[Marxism] (fwd) Darwin and molecular biology
Les Schaffer
schaffer at optonline.net
Fri Oct 10 06:04:11 MDT 2008
[ for Einde ]
Ken Ranney wrote:
> While reading the description of the steps in the manufacture of
> collagen in MOLECULAR BIOLOGY OF THE CELL ( Alberts, Bruce et al,
> [Garland Science 2008], 1186-1188), I was struck by an argument which
> makes a serious challenge to Darwin's fundamental theorem. This is
> expressed in the following: "Natural selection can act only by the
> preservation and accumulation of infinitesimally small inherited
> modifications, each profitable to the preserved being;" (Darwin,
> Charles, The Origin of Species, ed. Gillian Beer, (Oxford University
> Press, 1996), 79.).
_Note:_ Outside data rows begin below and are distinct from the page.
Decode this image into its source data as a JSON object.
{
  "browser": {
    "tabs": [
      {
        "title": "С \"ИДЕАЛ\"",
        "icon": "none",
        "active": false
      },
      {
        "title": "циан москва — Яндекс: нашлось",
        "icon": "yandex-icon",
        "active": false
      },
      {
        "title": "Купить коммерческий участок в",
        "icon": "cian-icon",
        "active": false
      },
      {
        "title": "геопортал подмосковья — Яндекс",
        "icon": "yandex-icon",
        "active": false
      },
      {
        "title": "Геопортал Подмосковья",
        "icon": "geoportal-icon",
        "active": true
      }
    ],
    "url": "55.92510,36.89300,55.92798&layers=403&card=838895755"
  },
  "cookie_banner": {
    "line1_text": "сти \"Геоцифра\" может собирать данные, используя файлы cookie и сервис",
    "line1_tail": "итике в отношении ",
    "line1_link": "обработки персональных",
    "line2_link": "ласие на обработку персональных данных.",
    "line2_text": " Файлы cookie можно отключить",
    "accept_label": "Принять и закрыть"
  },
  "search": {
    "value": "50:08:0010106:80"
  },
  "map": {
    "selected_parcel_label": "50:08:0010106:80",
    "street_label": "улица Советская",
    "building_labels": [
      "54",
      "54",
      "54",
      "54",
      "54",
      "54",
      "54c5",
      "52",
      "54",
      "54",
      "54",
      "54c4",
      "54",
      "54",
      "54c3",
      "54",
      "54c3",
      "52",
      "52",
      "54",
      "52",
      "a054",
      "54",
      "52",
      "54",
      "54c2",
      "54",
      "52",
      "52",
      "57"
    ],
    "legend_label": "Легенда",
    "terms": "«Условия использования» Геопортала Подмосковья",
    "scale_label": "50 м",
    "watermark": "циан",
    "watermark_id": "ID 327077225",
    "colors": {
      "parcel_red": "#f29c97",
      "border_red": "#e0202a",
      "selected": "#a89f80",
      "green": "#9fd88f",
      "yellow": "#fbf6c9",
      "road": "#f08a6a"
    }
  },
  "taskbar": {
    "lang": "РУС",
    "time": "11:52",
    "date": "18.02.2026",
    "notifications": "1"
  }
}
As a result of the contradictions between what
> Darwin wrote and what appears in MOLECULAR BIOLOGY OF THE CELL, I felt
> compelled to develop an argument whose last paragraph follows:
>
Darwin's theory is concerned with the evolution of species and this
selection operates primarily at the level of the reproductive success of
the individual. It is a long time since I read Darwin but I seem to
recall thet he said nothing about the underlying mechanisms leading to
reproductive success, which isn't surprising as the basics of genetics
only became widely known long after his death and molecular biology was
completely unknown at that time.
Given that Dariwin based his theory on the empirical evidence at the
macro level of the effects of genetic and molecular processes that he
knew nothing of, I fail to see what relevance such processes might have
on the validity of Darwin's fundamental insight.
You give no indication whether you are an interested layperson or a
specialist in fields relevant to evolutionary biology, so I therefore
have no idea how seriously I should take your thesis or whether it's
worth reading your document.
Perhaps you could summarise your argument here.